Agricultural Research Service

Research Project: OBJECTIVE GRADING AND END-USE PROPERTY ASSESSMENT OF SINGLE KERNELS AND BULK GRAIN SAMPLES

Location: Engineering and Wind Erosion Research Unit

Title: A Unique Approach to Micronization

Authors
item Gwirtz, Jeff - JAG SERVICES INC
item Hosney, Carl - R&R RESEARCH SERVICES INC
item Dowell, Floyd
item Hubbard, R - PULSEWAVE LLC

Submitted to: International Miller
Publication Type: Peer Reviewed Journal
Publication Acceptance Date: April 1, 2007
Publication Date: June 1, 2007
Citation: Gwirtz, J., Hosney, C.R., Dowell, F.E., Hubbard, R. 2007. A unique approach to micronization. International Miller. 06/07:60-66.

Interpretive Summary: Resonance destruction occurs when the vibration of a certain material exceeds its natural resonance frequency, such as when the Tacoma Narrows Bridge failed in 1940. This research reports the use of this resonance destruction phenomenon to process grain. We used a Pulsewave™ Technology machine with a capacity range of 500-8,000 pounds per hour to reduce wheat grain to flour. The Pulsewave™ Technology has the ability to reduce a very high percentage of clean endosperm into flour in a single pass and thus potentially uses significantly less energy than a conventional mill. This technology causes grain to break into fractions differently than a conventional mill, and thus produces flour with different, possibly superior, quality traits.

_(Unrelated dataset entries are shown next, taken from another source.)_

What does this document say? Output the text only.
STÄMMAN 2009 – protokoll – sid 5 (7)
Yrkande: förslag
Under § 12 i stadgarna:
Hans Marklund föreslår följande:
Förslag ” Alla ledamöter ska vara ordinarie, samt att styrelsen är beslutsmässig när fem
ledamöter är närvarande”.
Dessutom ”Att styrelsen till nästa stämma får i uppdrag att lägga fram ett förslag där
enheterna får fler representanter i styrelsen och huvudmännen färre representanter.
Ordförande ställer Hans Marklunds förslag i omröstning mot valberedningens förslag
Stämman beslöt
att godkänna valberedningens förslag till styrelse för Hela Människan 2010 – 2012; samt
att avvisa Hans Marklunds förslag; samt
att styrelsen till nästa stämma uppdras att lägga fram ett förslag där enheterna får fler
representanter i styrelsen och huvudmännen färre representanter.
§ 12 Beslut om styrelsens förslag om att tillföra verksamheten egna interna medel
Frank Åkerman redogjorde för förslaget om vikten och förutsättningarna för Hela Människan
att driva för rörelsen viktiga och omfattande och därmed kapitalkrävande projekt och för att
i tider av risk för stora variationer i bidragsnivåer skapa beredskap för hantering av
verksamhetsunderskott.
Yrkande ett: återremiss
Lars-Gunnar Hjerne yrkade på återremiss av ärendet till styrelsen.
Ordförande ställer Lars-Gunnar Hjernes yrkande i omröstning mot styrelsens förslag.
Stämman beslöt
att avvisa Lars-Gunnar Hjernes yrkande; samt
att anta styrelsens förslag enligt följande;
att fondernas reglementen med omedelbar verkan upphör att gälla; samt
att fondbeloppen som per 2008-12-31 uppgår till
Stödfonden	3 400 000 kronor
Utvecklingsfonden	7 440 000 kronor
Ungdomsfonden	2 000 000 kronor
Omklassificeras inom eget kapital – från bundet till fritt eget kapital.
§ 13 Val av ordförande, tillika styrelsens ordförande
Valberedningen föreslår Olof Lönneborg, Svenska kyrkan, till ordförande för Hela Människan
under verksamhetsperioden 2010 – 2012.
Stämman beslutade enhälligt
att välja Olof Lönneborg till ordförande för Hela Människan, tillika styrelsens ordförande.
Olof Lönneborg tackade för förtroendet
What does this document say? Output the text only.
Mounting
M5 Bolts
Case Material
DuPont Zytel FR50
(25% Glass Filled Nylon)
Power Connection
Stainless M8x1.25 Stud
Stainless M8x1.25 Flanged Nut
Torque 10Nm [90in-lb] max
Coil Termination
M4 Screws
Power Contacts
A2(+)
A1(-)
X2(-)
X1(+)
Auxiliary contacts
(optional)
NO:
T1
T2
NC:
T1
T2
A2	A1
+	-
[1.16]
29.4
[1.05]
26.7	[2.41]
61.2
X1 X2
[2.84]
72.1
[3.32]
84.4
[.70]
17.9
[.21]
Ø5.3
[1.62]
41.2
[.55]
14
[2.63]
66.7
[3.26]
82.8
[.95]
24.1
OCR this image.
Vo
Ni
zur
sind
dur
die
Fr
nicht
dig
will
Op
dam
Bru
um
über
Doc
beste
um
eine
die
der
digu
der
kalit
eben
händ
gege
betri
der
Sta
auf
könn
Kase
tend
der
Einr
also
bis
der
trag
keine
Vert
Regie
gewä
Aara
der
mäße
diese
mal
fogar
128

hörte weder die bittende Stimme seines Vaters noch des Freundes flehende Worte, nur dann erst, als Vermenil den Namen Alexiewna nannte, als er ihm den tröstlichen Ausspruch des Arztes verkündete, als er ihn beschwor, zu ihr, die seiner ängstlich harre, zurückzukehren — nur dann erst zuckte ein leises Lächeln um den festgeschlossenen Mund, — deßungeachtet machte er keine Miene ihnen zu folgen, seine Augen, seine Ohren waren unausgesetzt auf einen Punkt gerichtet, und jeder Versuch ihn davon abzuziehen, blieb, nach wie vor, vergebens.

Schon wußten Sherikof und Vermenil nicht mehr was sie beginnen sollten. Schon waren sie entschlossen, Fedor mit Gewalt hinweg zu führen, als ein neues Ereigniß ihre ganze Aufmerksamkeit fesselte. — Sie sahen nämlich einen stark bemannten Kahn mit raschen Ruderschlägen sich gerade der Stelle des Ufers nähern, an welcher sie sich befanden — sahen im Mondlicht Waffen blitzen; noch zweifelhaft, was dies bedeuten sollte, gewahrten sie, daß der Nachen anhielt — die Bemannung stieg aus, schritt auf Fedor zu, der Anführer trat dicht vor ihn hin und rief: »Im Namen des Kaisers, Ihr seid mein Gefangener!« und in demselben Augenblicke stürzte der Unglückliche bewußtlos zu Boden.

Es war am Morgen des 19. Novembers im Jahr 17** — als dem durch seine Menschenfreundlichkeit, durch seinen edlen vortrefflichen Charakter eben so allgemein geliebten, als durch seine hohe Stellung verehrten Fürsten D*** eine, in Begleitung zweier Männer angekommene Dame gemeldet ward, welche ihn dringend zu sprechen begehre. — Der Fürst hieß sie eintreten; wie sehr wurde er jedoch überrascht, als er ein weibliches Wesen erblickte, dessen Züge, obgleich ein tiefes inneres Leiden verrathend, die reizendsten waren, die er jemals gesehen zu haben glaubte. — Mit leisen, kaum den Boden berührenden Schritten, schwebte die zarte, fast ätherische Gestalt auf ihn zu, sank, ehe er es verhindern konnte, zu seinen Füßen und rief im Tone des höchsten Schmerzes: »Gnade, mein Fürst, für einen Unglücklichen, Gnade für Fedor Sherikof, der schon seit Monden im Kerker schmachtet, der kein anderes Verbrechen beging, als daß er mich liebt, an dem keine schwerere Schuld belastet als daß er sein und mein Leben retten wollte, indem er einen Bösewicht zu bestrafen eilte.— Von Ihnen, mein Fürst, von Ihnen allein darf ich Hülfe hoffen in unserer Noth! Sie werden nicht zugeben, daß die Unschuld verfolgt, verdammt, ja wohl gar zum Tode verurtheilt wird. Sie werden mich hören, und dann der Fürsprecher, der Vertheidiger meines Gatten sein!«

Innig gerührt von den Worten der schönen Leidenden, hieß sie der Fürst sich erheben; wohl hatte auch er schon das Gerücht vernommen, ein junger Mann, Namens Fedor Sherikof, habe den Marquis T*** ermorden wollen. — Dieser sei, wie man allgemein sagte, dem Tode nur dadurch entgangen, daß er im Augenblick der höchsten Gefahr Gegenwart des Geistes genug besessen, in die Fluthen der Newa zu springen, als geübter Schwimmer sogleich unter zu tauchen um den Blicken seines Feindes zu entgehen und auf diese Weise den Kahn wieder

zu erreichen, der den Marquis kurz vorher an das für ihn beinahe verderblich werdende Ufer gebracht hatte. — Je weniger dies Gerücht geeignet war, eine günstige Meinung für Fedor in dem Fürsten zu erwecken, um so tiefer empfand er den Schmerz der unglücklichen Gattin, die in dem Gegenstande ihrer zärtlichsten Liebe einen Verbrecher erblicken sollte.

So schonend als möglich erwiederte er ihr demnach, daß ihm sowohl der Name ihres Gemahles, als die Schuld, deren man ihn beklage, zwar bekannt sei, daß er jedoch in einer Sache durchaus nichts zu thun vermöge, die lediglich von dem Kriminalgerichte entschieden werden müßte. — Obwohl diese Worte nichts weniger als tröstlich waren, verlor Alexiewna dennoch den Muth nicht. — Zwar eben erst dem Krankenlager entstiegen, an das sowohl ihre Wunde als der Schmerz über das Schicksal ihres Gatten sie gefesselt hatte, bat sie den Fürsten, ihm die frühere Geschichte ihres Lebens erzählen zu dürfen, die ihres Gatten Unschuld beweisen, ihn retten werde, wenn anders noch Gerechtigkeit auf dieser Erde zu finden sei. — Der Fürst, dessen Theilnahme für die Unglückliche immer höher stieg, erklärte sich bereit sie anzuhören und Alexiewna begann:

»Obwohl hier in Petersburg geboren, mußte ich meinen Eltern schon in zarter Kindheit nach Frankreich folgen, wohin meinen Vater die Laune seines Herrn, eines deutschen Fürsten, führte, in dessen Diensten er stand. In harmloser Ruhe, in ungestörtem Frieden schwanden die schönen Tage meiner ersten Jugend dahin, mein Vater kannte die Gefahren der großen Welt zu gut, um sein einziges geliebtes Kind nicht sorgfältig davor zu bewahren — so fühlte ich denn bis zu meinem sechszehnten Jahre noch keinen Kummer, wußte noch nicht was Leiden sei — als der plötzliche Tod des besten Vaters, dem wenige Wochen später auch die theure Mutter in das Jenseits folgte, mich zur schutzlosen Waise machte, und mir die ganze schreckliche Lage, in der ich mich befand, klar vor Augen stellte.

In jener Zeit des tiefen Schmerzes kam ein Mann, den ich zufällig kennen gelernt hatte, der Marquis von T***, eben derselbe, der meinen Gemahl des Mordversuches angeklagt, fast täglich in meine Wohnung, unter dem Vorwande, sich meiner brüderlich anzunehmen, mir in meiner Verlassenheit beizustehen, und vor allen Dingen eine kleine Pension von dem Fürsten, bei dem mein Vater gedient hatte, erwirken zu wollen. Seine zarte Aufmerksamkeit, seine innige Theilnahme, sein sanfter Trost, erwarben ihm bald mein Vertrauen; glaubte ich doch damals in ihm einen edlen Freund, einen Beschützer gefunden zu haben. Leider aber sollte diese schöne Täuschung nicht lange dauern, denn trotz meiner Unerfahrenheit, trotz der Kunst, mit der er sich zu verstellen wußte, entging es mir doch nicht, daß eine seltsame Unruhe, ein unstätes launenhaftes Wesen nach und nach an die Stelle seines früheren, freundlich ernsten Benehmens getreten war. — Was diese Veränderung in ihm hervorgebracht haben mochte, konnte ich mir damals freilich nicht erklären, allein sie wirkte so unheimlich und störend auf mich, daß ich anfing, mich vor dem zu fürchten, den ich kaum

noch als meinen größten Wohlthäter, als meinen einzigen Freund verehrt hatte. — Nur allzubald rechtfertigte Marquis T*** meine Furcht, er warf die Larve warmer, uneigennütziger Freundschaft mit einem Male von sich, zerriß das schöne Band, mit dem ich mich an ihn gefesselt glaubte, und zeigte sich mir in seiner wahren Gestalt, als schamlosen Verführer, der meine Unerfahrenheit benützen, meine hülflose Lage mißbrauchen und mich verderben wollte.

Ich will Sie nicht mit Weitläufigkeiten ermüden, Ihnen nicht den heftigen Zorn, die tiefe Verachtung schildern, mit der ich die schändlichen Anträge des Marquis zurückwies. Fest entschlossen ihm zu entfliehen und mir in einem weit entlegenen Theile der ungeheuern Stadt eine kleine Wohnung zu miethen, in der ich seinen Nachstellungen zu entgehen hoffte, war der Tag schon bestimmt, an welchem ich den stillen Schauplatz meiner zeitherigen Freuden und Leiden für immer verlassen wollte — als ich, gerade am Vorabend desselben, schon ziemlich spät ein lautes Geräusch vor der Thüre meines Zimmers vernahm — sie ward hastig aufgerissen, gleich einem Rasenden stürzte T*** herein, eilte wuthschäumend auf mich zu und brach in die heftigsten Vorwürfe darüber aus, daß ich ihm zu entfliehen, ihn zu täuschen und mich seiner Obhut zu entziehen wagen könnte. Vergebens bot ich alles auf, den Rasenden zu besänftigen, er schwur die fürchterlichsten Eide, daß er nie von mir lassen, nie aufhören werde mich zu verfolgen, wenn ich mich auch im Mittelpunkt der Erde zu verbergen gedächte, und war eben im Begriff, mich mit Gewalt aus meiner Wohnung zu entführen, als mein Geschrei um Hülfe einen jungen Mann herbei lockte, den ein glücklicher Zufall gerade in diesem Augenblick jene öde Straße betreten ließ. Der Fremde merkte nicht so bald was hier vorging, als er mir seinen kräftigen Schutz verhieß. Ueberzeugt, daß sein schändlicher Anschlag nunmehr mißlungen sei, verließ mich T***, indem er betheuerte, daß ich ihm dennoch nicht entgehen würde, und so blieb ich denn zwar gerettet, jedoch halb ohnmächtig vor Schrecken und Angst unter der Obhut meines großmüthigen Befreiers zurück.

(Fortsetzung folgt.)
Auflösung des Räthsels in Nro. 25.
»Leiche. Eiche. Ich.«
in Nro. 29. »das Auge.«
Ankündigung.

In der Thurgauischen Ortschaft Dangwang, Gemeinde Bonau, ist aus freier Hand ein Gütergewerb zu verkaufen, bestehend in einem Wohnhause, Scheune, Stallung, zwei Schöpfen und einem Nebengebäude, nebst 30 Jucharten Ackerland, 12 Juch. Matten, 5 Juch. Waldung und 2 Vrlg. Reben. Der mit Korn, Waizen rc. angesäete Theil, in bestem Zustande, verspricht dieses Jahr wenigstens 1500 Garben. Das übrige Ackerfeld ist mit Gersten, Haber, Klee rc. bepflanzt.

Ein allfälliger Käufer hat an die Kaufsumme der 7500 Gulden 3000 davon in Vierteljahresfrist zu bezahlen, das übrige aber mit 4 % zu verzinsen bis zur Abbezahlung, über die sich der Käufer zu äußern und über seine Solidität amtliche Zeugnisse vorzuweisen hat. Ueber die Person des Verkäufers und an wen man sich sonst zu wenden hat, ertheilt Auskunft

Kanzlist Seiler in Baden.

Technical Abstract: Resonance destruction occurs when the vibration of a certain material exceeds its natural resonance frequency and is a new technology to be applied to grain processing. We used a Pulsewave™ Technology machine with a capacity range of 500-8,000 pounds per hour. The operational parameters of Pulsewave™ Technology can be adjusted to replace a portion of the primary break system in a mill as well as in the sizings operations. Pulsewave™ Technology has the ability to reduce a very high percentage of clean endosperm into flour in a single pass. This could eliminate reduction passages in the gradual reduction system. Pulsewave™ Technology experiments to remove endosperm from the bran have shown some promise and would replace bran dusters and reduce or eliminate low grade and secondary reduction grinding and sifting operations. With the correct vibrational frequency and speed for each product it might be possible to increase flour extraction from wheat to more closely match the available endosperm. Pulsewave™ Technology processing of tempered wheat causes a separation to occur at the bran-endosperm interface. This should be ideal to separate the material into pure or relatively pure bran and endosperm fractions. Moisture loss is an important issue affecting economics as well as flour performance that will have to be addressed in future work.